5) Une grande ambition culturelle

A ces grands travaux européens, eurasiatiques et eurafricains, catalyseur et creuset d’un développement mutuel, doit correspondre une grande ambition culturelle intra-européenne.

Aujourd’hui, on parle beaucoup de pondération des voix dans les instances européennes, du nombre des commissaires ou de tel ou tel règlement de sécurité ou de chasse, on se pavane et on expertise, alors que ce qui devrait être la base de l’Europe - les échanges entre jeunes étudiants, l’acquisition commune d’une culture - se trouve absolument négligé.

La réalité est que derrière ces synthèses plus ou moins opportunes, il n’y a pas de réflexion en profondeur sur les fondements de la culture européenne, donc pas de volonté politique. Et comment pourrait-ce être le cas, si la politique économique que pratique aujourd’hui l’Europe va à l’encontre des valeurs européennes ?

Tout se tient.
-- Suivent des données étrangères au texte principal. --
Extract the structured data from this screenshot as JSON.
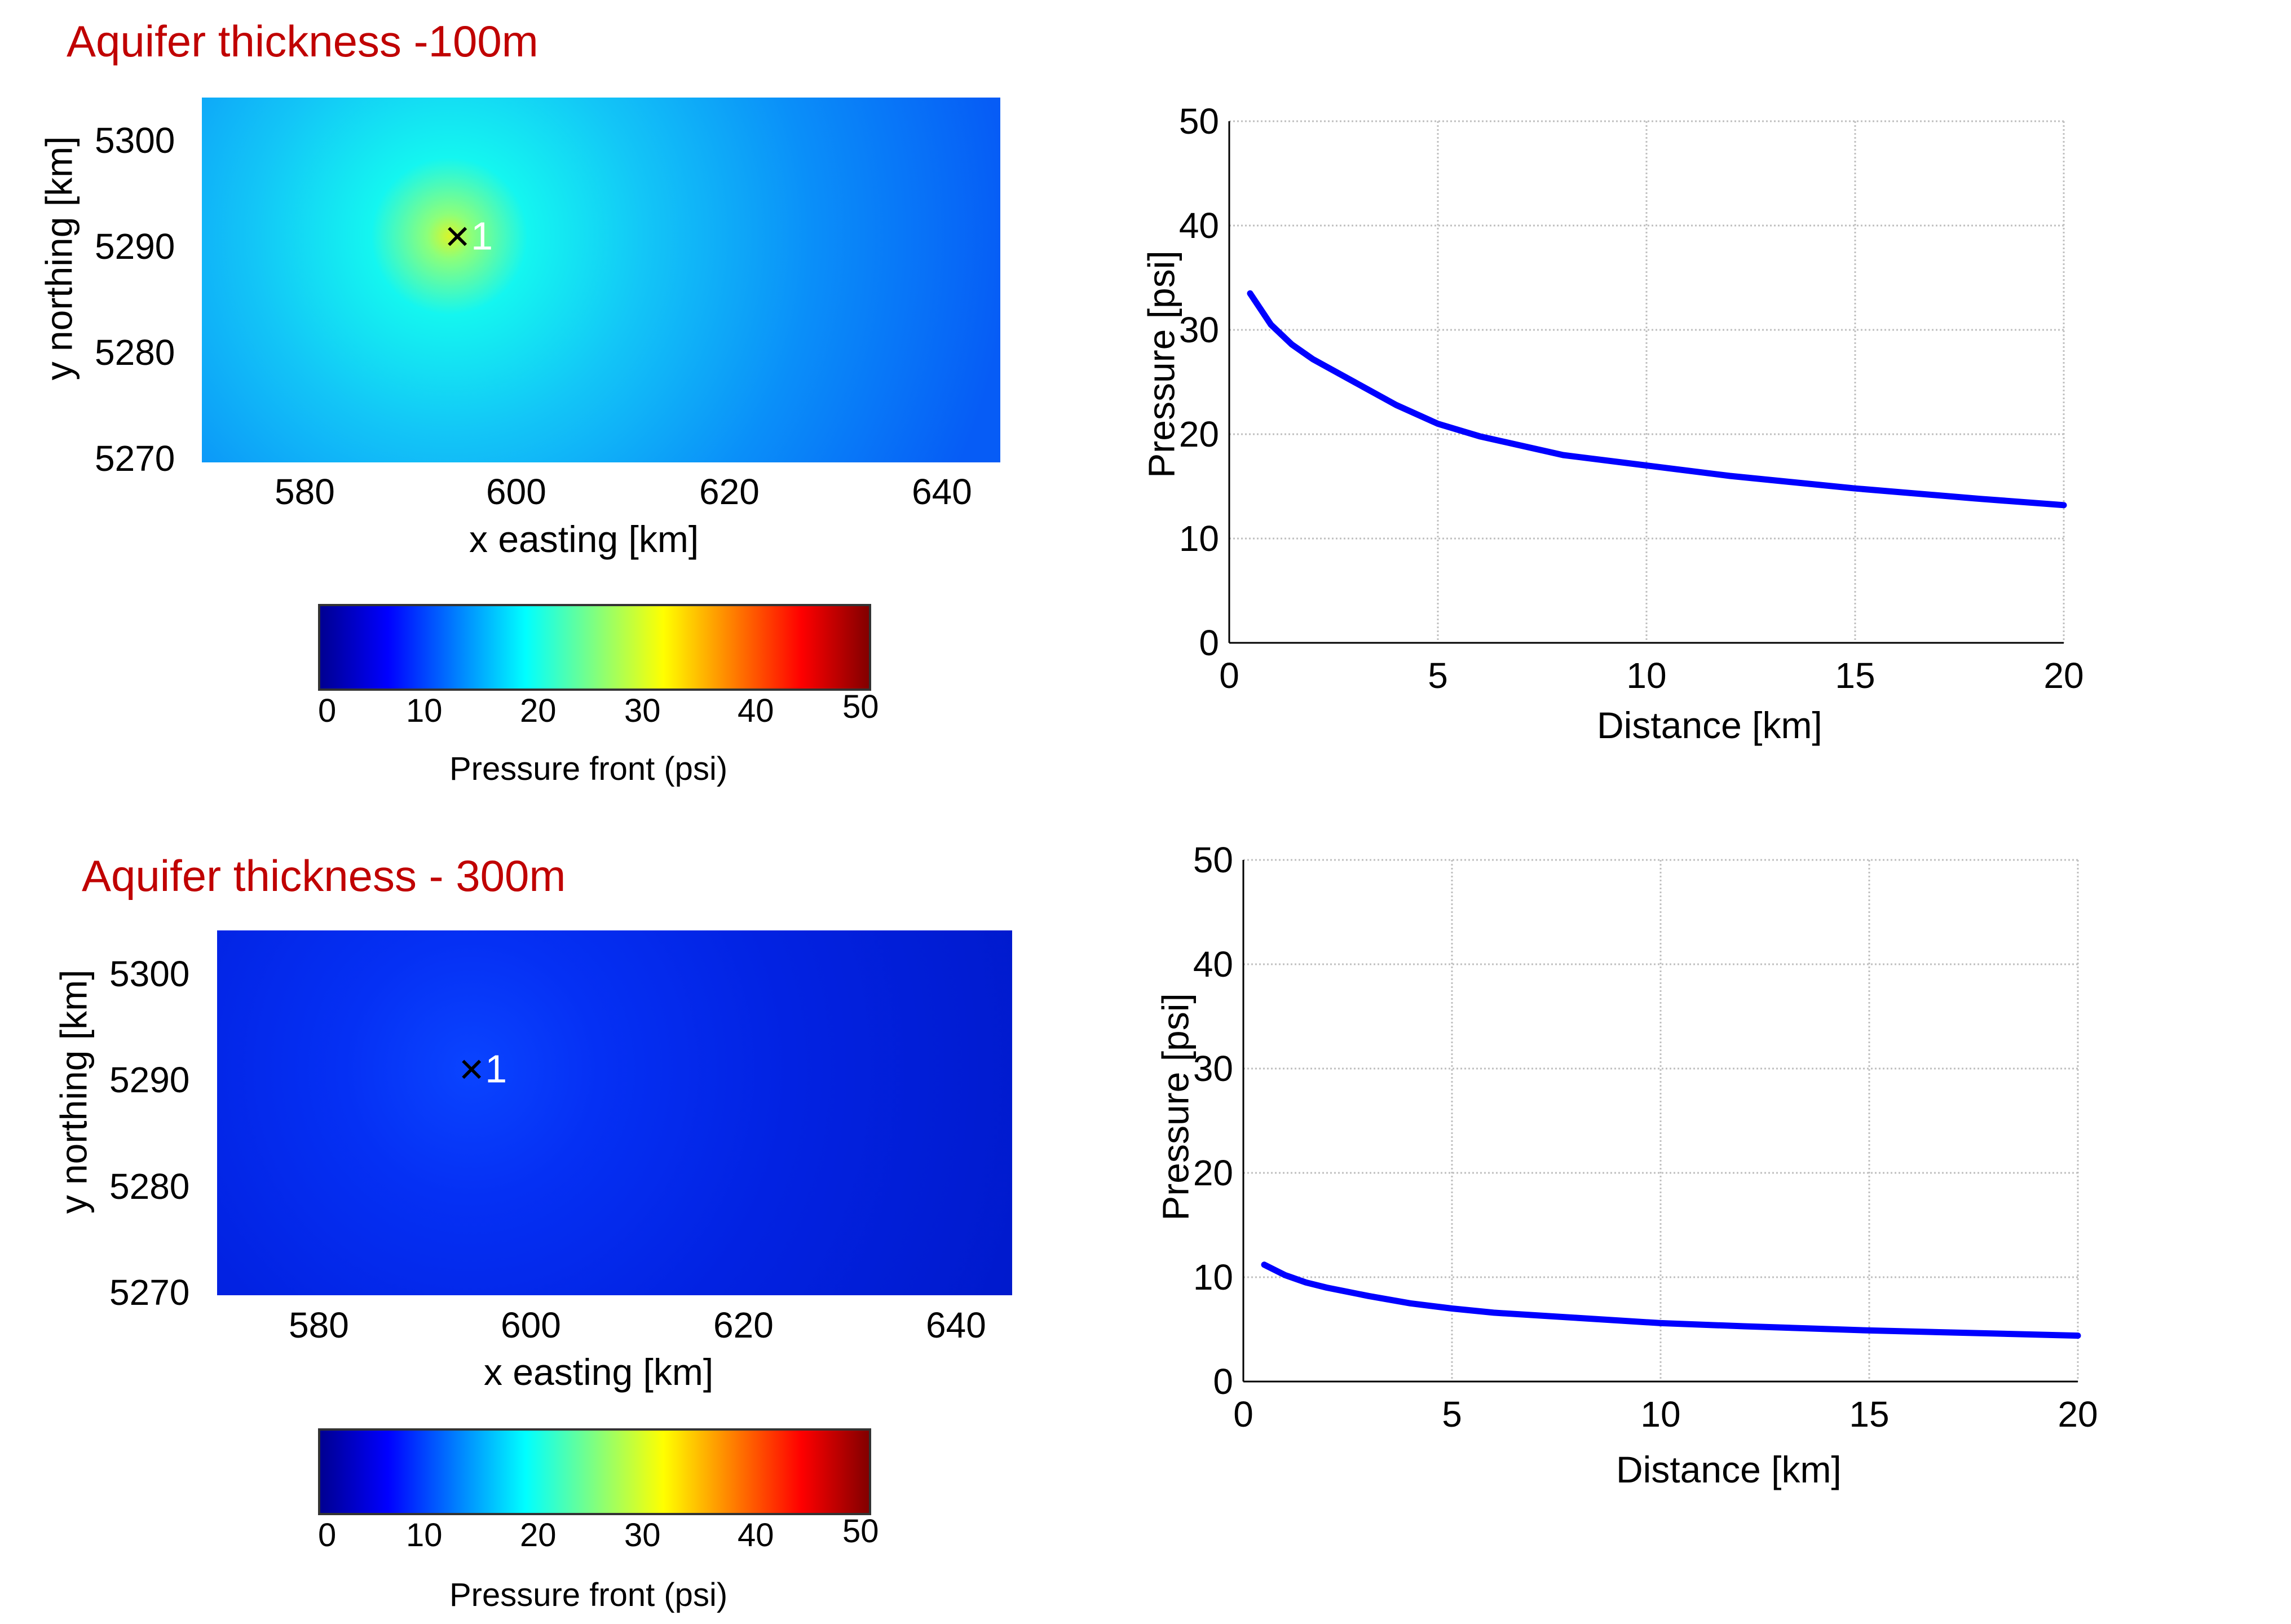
{
  "panels": [
    {
      "title": "Aquifer thickness -100m",
      "map": {
        "xlabel": "x easting [km]",
        "ylabel": "y northing [km]",
        "xticks": [
          "580",
          "600",
          "620",
          "640"
        ],
        "yticks": [
          "5300",
          "5290",
          "5280",
          "5270"
        ],
        "xlim": [
          570,
          645
        ],
        "ylim": [
          5270,
          5304
        ],
        "well": {
          "x": 594,
          "y": 5291,
          "label": "1"
        },
        "peak_pressure": 33,
        "background_pressure": 12
      },
      "colorbar": {
        "ticks": [
          "0",
          "10",
          "20",
          "30",
          "40",
          "50"
        ],
        "label": "Pressure front (psi)"
      }
    },
    {
      "title": "Aquifer thickness - 300m",
      "map": {
        "xlabel": "x easting [km]",
        "ylabel": "y northing [km]",
        "xticks": [
          "580",
          "600",
          "620",
          "640"
        ],
        "yticks": [
          "5300",
          "5290",
          "5280",
          "5270"
        ],
        "xlim": [
          570,
          645
        ],
        "ylim": [
          5270,
          5304
        ],
        "well": {
          "x": 594,
          "y": 5291,
          "label": "1"
        },
        "peak_pressure": 11,
        "background_pressure": 4
      },
      "colorbar": {
        "ticks": [
          "0",
          "10",
          "20",
          "30",
          "40",
          "50"
        ],
        "label": "Pressure front (psi)"
      }
    }
  ],
  "chart_data": [
    {
      "type": "line",
      "xlabel": "Distance [km]",
      "ylabel": "Pressure [psi]",
      "xlim": [
        0,
        20
      ],
      "ylim": [
        0,
        50
      ],
      "xticks": [
        "0",
        "5",
        "10",
        "15",
        "20"
      ],
      "yticks": [
        "0",
        "10",
        "20",
        "30",
        "40",
        "50"
      ],
      "grid": true,
      "series": [
        {
          "name": "Aquifer thickness -100m",
          "color": "#0000ff",
          "x": [
            0.5,
            1,
            1.5,
            2,
            3,
            4,
            5,
            6,
            8,
            10,
            12,
            15,
            18,
            20
          ],
          "y": [
            33.5,
            30.5,
            28.6,
            27.2,
            25.0,
            22.8,
            21.0,
            19.8,
            18.0,
            17.0,
            16.0,
            14.8,
            13.8,
            13.2
          ]
        }
      ]
    },
    {
      "type": "line",
      "xlabel": "Distance [km]",
      "ylabel": "Pressure [psi]",
      "xlim": [
        0,
        20
      ],
      "ylim": [
        0,
        50
      ],
      "xticks": [
        "0",
        "5",
        "10",
        "15",
        "20"
      ],
      "yticks": [
        "0",
        "10",
        "20",
        "30",
        "40",
        "50"
      ],
      "grid": true,
      "series": [
        {
          "name": "Aquifer thickness - 300m",
          "color": "#0000ff",
          "x": [
            0.5,
            1,
            1.5,
            2,
            3,
            4,
            5,
            6,
            8,
            10,
            12,
            15,
            18,
            20
          ],
          "y": [
            11.2,
            10.2,
            9.5,
            9.0,
            8.2,
            7.5,
            7.0,
            6.6,
            6.1,
            5.6,
            5.3,
            4.9,
            4.6,
            4.4
          ]
        }
      ]
    }
  ],
  "colors": {
    "title": "#c00000",
    "line": "#0000ff",
    "grid": "#bfbfbf"
  }
}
C’est pourquoi la « coopération avancée » entre Etats européens, pour que l’Europe retrouve une politique économique digne d’elle-même, pourra seule être la locomotive d’une grande politique culturelle fondée sur le « patriotisme constitutionnel  » et le respect de la dignité de la création humaine aujourd’hui à l’abandon. Sans locomotive économique, pas de train des valeurs. Un signal fort doit être donné : tout jeune Européen doit pouvoir passer au moins six mois d’études supérieures dans un autre pays membre de l’Union. Cela suppose de financer au moins un million de programmes Erasmus et 200 000 programmes Leonardo, coordonnés avec les programmes d’aide à l’innovation de PME prenant l’engagement de recruter des diplômés ayant bénéficié d’Erasmus et de Leonardo.

Il faut partir des projets, de ce que l’on fait ensemble : grands travaux en commun, études en commun, lectures en commun, lien social établi autour d’idées discutées, partagées, et d’actes accomplis pour le bien commun. C’est ainsi que se sont formés les Etats-nations, et ce n’est pas autrement que pourra se constituer l’Europe.

Au fur et à mesure de la mise en oeuvre des projets, des délégations de souveraineté seront nécessaires. C’est à travers leur réalisation « physique », s’inscrivant dans le réel, que la nécessité d’une souveraineté correspondant à leur dimension pourra trouver accès dans l’esprit et le coeur des citoyens. Comme la souveraineté des individus s’associe dans les projets des Etats-nations souverains, dans le « bien commun » à un degré socialement plus élevé, les projets des Etatsnations s’associeront au sein de l’Europe locomotive, de l’Europe actrice, au fur et à mesure de l’action. Alors apparaîtra mieux la nécessité des harmonisations sociale et fiscale, inscrites dans un vouloir-vivre en commun long, et non, comme aujourd’hui, relevant de calculs comptables courts.

Alors, mais alors seulement, l’on pourra envisager une souveraineté nationale qui, en enrichissant et non en appauvrissant l’individu et l’Etat, circulera vers les institutions européennes - sans que régions et Europe puissent, comme aujourd’hui, être invoquées contre l’Etat-nation. Les Nations unies des peuples européens, avec un système de mandat représentatif respectant les institutions républicaines existantes, seront le produit éventuel de ce travail, non de remaniements institutionnels venus de bureaux d’experts plus ou moins autoproclamés.